I think scion posted at least one of the movant's certified purchase history. The other one is available on Pacer, or perhaps it has been posted here as well. I can try to get a copy to you if you like.
Yes, really. The plaintiff who filed this action states that she purchased 1,000 shares on May 9, 2011, at $3.85 per share.
As of 10:00 p.m. EST, no one has moved to be lead plaintiff in this case. That clock is quickly winding down.
This latest one (Milberg LLP) is worth a good chuckle.
I agree completely. You clearly understand these issues extremely well. Cheers!
Agreed. Certification appears to be rarely denied on numerousity grounds.
This case is definitely being driven by class action plaintiff's counsel (or hopeful class action plaintiff's counsel).
Looking forward to reading more of your posts....
Absolutely. Nice explanation. And thanks for sharing your knowledge.

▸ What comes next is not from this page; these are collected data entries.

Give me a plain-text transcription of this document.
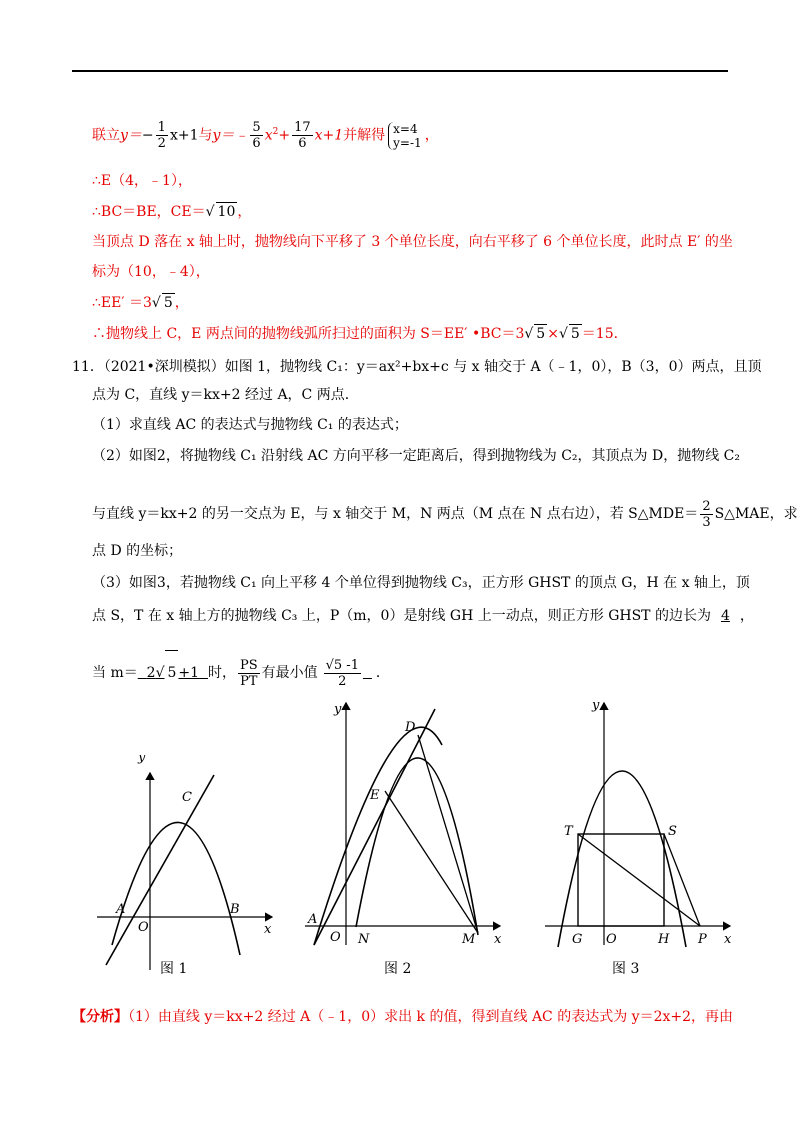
联立$y=- \frac{1}{2} x+1$与y＝﹣ $\frac{5}{6} x^2+ \frac{17}{6} x+1$并解得 x=4
y=-1 ，
∴E（4，﹣1），
∴BC＝BE，CE＝√ 10 ，
当顶点 D 落在 x 轴上时，抛物线向下平移了 3 个单位长度，向右平移了 6 个单位长度，此时点 E′ 的坐
标为（10，﹣4），
∴EE′ ＝3√ 5 ，
∴抛物线上 C，E 两点间的抛物线弧所扫过的面积为 S＝EE′ •BC＝3√ 5 ×√ 5 ＝15．
11．（2021•深圳模拟）如图 1，抛物线 C₁：y＝ax²+bx+c 与 x 轴交于 A（﹣1，0），B（3，0）两点，且顶
点为 C，直线 y＝kx+2 经过 A，C 两点．
（1）求直线 AC 的表达式与抛物线 C₁ 的表达式；
（2）如图2，将抛物线 C₁ 沿射线 AC 方向平移一定距离后，得到抛物线为 C₂，其顶点为 D，抛物线 C₂
与直线 y＝kx+2 的另一交点为 E，与 x 轴交于 M，N 两点（M 点在 N 点右边），若 S△MDE＝ $\frac{2}{3}$ S△MAE，求
点 D 的坐标；
（3）如图3，若抛物线 C₁ 向上平移 4 个单位得到抛物线 C₃，正方形 GHST 的顶点 G，H 在 x 轴上，顶
点 S，T 在 x 轴上方的抛物线 C₃ 上，P（m，0）是射线 GH 上一动点，则正方形 GHST 的边长为 4 ，
当 m＝ 2√ 5 +1 时， $\frac{PS}{PT}$ 有最小值 $\frac{√5 -1}{2}$ ．
y
x
O
A	B
C
图 1
y
x
O
A
N	M
D
E
图 2
y
x
O
G	H P
S
T
图 3
【分析】（1）由直线 y＝kx+2 经过 A（﹣1，0）求出 k 的值，得到直线 AC 的表达式为 y＝2x+2，再由
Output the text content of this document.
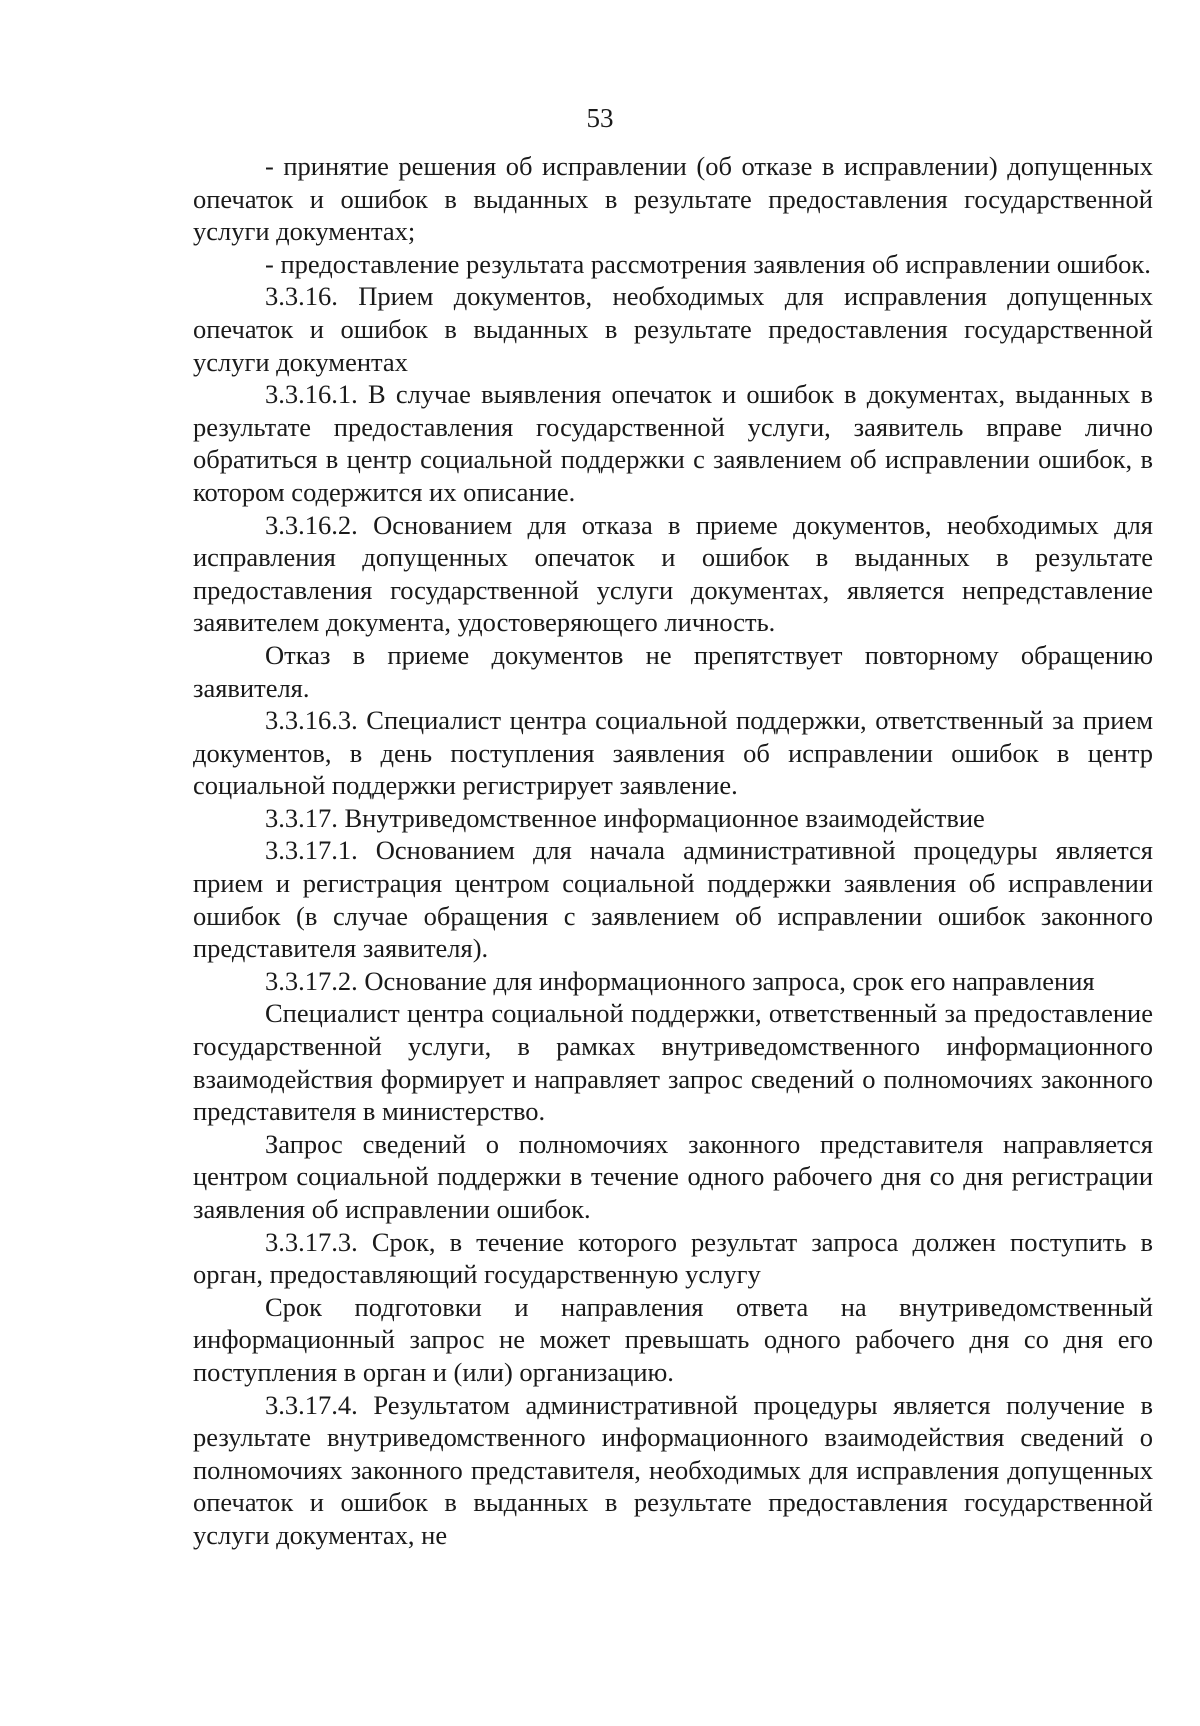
53

- принятие решения об исправлении (об отказе в исправлении) допущенных опечаток и ошибок в выданных в результате предоставления государственной услуги документах;

- предоставление результата рассмотрения заявления об исправлении ошибок.

3.3.16. Прием документов, необходимых для исправления допущенных опечаток и ошибок в выданных в результате предоставления государственной услуги документах

3.3.16.1. В случае выявления опечаток и ошибок в документах, выданных в результате предоставления государственной услуги, заявитель вправе лично обратиться в центр социальной поддержки с заявлением об исправлении ошибок, в котором содержится их описание.

3.3.16.2. Основанием для отказа в приеме документов, необходимых для исправления допущенных опечаток и ошибок в выданных в результате предоставления государственной услуги документах, является непредставление заявителем документа, удостоверяющего личность.

Отказ в приеме документов не препятствует повторному обращению заявителя.

3.3.16.3. Специалист центра социальной поддержки, ответственный за прием документов, в день поступления заявления об исправлении ошибок в центр социальной поддержки регистрирует заявление.

3.3.17. Внутриведомственное информационное взаимодействие

3.3.17.1. Основанием для начала административной процедуры является прием и регистрация центром социальной поддержки заявления об исправлении ошибок (в случае обращения с заявлением об исправлении ошибок законного представителя заявителя).

3.3.17.2. Основание для информационного запроса, срок его направления

Специалист центра социальной поддержки, ответственный за предоставление государственной услуги, в рамках внутриведомственного информационного взаимодействия формирует и направляет запрос сведений о полномочиях законного представителя в министерство.

Запрос сведений о полномочиях законного представителя направляется центром социальной поддержки в течение одного рабочего дня со дня регистрации заявления об исправлении ошибок.

3.3.17.3. Срок, в течение которого результат запроса должен поступить в орган, предоставляющий государственную услугу

Срок подготовки и направления ответа на внутриведомственный информационный запрос не может превышать одного рабочего дня со дня его поступления в орган и (или) организацию.

3.3.17.4. Результатом административной процедуры является получение в результате внутриведомственного информационного взаимодействия сведений о полномочиях законного представителя, необходимых для исправления допущенных опечаток и ошибок в выданных в результате предоставления государственной услуги документах, не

As of 10:00 pm on today's date, August 10, 2011, the court's online electronic filing system (Pacer) reflected a single purported class action lawsuit filed against JBI in the U.S. District Court for the District of Nevada. That lawsuit was brought by a plaintiff who attested to purchasing 1,000 shares of JBI on May 9, 2011. On the same date the action was filed (July 28, 2011), plaintiff's counsel published a notice informing potential class members of the opportunity to move the court to serve as lead plaintiff of the purported class.
As a result of the above, other class action firms (understandably) have been searching for a more appropriate lead plaintiff, who has a more substantial financial interest in the litigation. The desire to do so is largely self-evident, as the appointed lead plaintiff in a certified class action becomes the decision-maker of the class, and the one who holds primary responsibility for choosing (yup, you guessed it) lead counsel (subject to court approval). For this reason, it should come as no surprise to see additional class action plaintiffs' firms soliciting potential plaintiffs in an effort to jump in the action.
As of the time and date referenced at the start of this post, no other prospective lead plaintiffs have moved for appointment as lead counsel. This lawsuit is, of course, in its infancy, so only time will tell if another investor steps up to the plate. That "opportunity" will eventually close, however, and the court will assess the plaintiff(s) that have filed appropriate motions within the requisite time.
This is my personal assessment of the matter, so I invite any contrary opinions or constructive criticism.
Exceptional post. Thank you for taking the time to detail this information, and nice job of explaining both the legal and procedural/practical considerations. Cheers.